Something Is Rotten In The State Of Washington

And it's coming from my fridge. Or my freezer. I can't tell which. They both reek. My kitchen smells like the Bog of Eternal Stench. I have investigated and investigated and I give up. I extracted everything I thought it could possibly be, and I still gag every time I open the fridge door. Which, it turns out, is about 5,932 times a day. You never realize how often you go to your fridge until you almost pass out every time you have to do it. And it's not like the smell goes away once the door is closed. No, it lingers, for at least 3 minutes afterward. My whole kitchen is permeated with the smell of something resembling rotten broccoli. Awesome.

Even my freezer reeks, and it's all...frozen!! How can various clumps of ice smell like a decaying animal carcass? I don't know if the smell is leaking from the fridge to the freezer, or the freezer to the fridge, but either way, if it's spreading from one ridiculously cold enclosed box to the other, it's pretty bad.

This would be cause for anyone to go a little crazy. But for me, it's like my own personal hell. I loathe bad smells. I always have.
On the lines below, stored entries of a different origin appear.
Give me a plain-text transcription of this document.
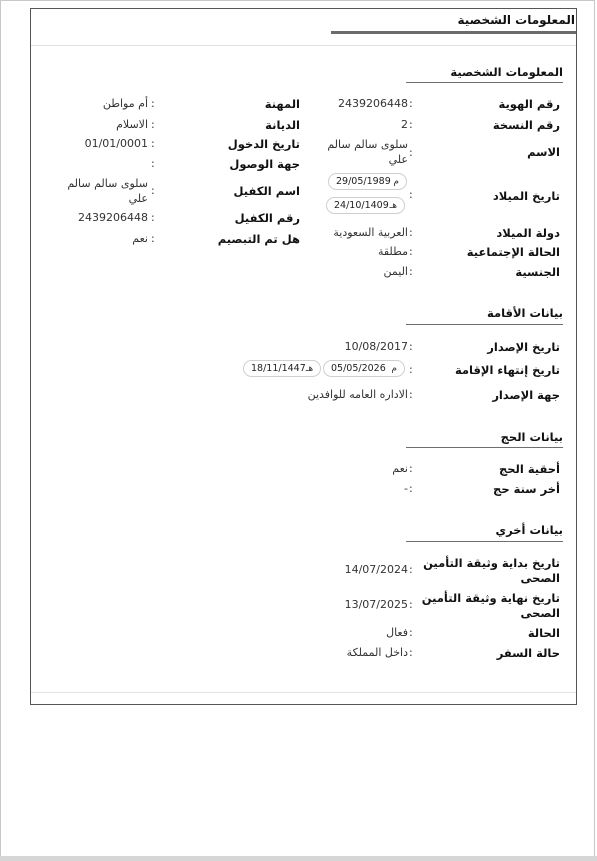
المعلومات الشخصية
المعلومات الشخصية
رقم الهوية
رقم النسخة
الاسم
تاريخ الميلاد
دولة الميلاد
الحالة الإجتماعية
الجنسية
:
:
:
:
:
:
:
2439206448
2
سلوى سالم سالم
علي
29/05/1989 م
24/10/1409 هـ
العربية السعودية
مطلقة
اليمن
المهنة
الديانة
تاريخ الدخول
جهة الوصول
اسم الكفيل
رقم الكفيل
هل تم التبصيم
:
:
:
:
:
:
:
أم مواطن
الاسلام
01/01/0001
سلوى سالم سالم
علي
2439206448
نعم
بيانات الأقامة
تاريخ الإصدار
تاريخ إنتهاء الإقامة
جهة الإصدار
:
:
:
10/08/2017
05/05/2026 م
18/11/1447 هـ
الاداره العامه للوافدين
بيانات الحج
أحقية الحج
أخر سنة حج
:
:
نعم
-
بيانات أخري
تاريخ بداية وثيقة التأمين
الصحى
تاريخ نهاية وثيقة التأمين
الصحى
الحالة
حالة السفر
:
:
:
:
14/07/2024
13/07/2025
فعال
داخل المملكة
I know that no one likes bad smells, but I really can't tolerate them. We took a field trip to the humane society my senior year of high school to rescue a dog, so, not only were we in the smelliest building in town, we were in the smelliest room in the smelliest building in town. I don't know which was more overpowering, the urine smell or the wet dog smell. Anywho, I don't remember anything about rescuing that dog. I was concentrating so hard on not throwing up in front of my classmates that I wasn't aware of anything else.

There's a picture of me as a kid at the Woodland Park Zoo, standing there crying. (I can't find said picture, probably because it's in slide form along with the rest of my childhood pictures.) Was I crying because it was time to go home? Was I crying because my mom said I couldn't get a stuffed zebra souvenir? No, I was crying because we were standing next to the horses and the smell of manure was overpowering. So I was bawling. Apparently my parents thought it was funny and saw a Kodak moment.

So you see, my malodorous kitchen is torturing every fiber of my being. My poor husband hears about it every time someone opens the fridge. "FOR THE LOVE OF ALL THAT'S HOLY WHAT THE FREAK IS IT??!!"

I will find you, mystery odor, I will. And when I do...you and your foul-smelling, offensive smell won't know what hit you.